杨昊点点头,喟然一叹。内寺坊是自己控制丰州军政的得力助手,却也为各方所嫉恨,尤其是内侦局,在丰州军政官员看来简直就是眼中钉肉中刺,无不欲除之而后快。以至于即使在杨昊当政时,内侦局在丰州的日子就不好过,其所属干办、帮差常不明不白横尸街头或消失无踪。
自己落难后,内寺坊惨遭清洗,朱七被判凌迟,木荔等七大掌印也各个获罪下狱,内侦局、内司局所有人员不经审判便直接投入监狱,横死者十有七八,尤其是内侦局,幸存者百无一二,几乎是全军覆灭。
“这些日子你们受苦了。”杨昊有些伤感地说道。
闻听这话,方塘眼泪夺眶而出,他哽咽着说道:“可怜数百兄弟死于非命,请将军为他们报仇啊。”言罢他“扑通”一声跪倒在地,膝行向前抱住杨昊的腿,嚎啕大哭起来。杨昊被他哭的心乱如麻,好容易才定下神来,扶着他起来。又问他:“是有人指使你杀的她?”
方塘点头承认:“属下罪孽深重,请将军治罪。”
“她不过是个没见过世面的小姑娘,杀她何益?”杨昊痛心地说道。
“她虽是个寻常的姑娘,却干系着一件大事。”方塘擦了擦眼泪,扬起了头,露出一副干练的神色。
“什么大事?”杨昊凛然一惊,盯着方塘问道:“你仔细说说,是何大事?”
方塘定了定神,答道:“属下在内侦局时被派在中受降城公干,将军落难时,属下正五柳湾查勘一桩贪渎的案子,朱箜将军向属下示警,属下这才逃得一条性命。此后辗转来到契丹境内,被乌隗所俘,变成养马奴。去冬,乌葵达襄在打猎时不慎摔断了小腿,乌隗的神汉神婆围着他跳了几天大神丝毫不见效果。属下略通医术,治好他的腿,他由此信任我。今春,他遣我潜入小仓山,作为他的内应,早晚要攻取小仓山。”
杨昊问道:“他为何要取小仓山?也是为了控制商路?”
方塘答道:“乌隗人只知养马不知经商,乌葵达襄之所以要夺小仓山是不想给突举部找到打他的借口。突举蛮雷野心勃勃,他早就觊觎联盟于越的宝座。然乌葵达襄的资历声望都要远在他之上,蛮雷要想如愿以偿只能发兵攻破乌隗,逼乌葵达襄主动让位。他现在需要找一个出兵东进的理由。”

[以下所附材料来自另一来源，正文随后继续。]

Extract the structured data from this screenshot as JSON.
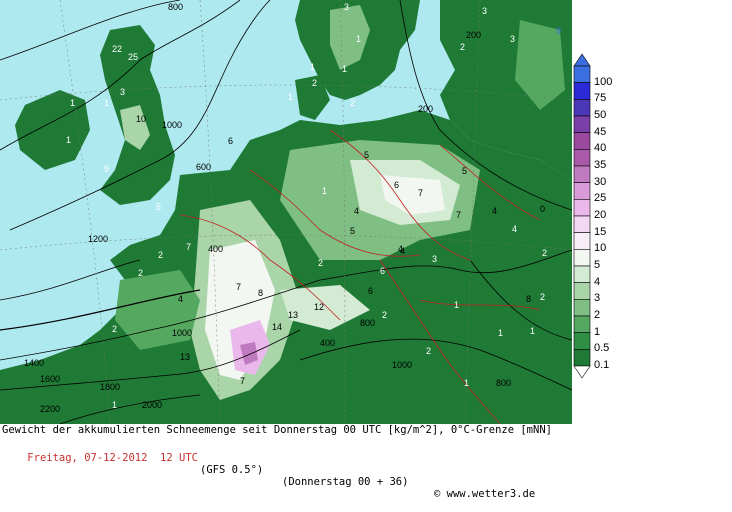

说到这,杨昊已大体弄明白这其中的关系了,乌苏固人臣服于突举部,向其纳税和敬献贡品,在乌苏固人与外部产生纠纷时,突举部有派兵保护的责任。穆珑在自己手里,突举蛮雷就可以指使乌苏固出兵小仓山。届时他则以保护臣属为名出兵东进逼近乌隗,继而挑起事端,以武力逼迫乌葵达襄让出于越之位。
乌葵达襄不想让突举蛮雷有这样的借口,于是指使方塘杀了穆珑。契丹八部曾共同盟誓:未经大会盟大会同意,任何部族不得卷入外族的仇杀。穆珑死在小仓山,乌苏固人可以兴兵来报仇,但突举部便无理由再出兵相助,否则就是违背当初的誓言。
现在掌权的迭刺部,不管是把持可汗之位的遥辇氏,还是掌握军权的耶律氏对野心勃勃的突举部都怀有深深的戒心,他们是绝不会允许突举部有机会壮大自己的。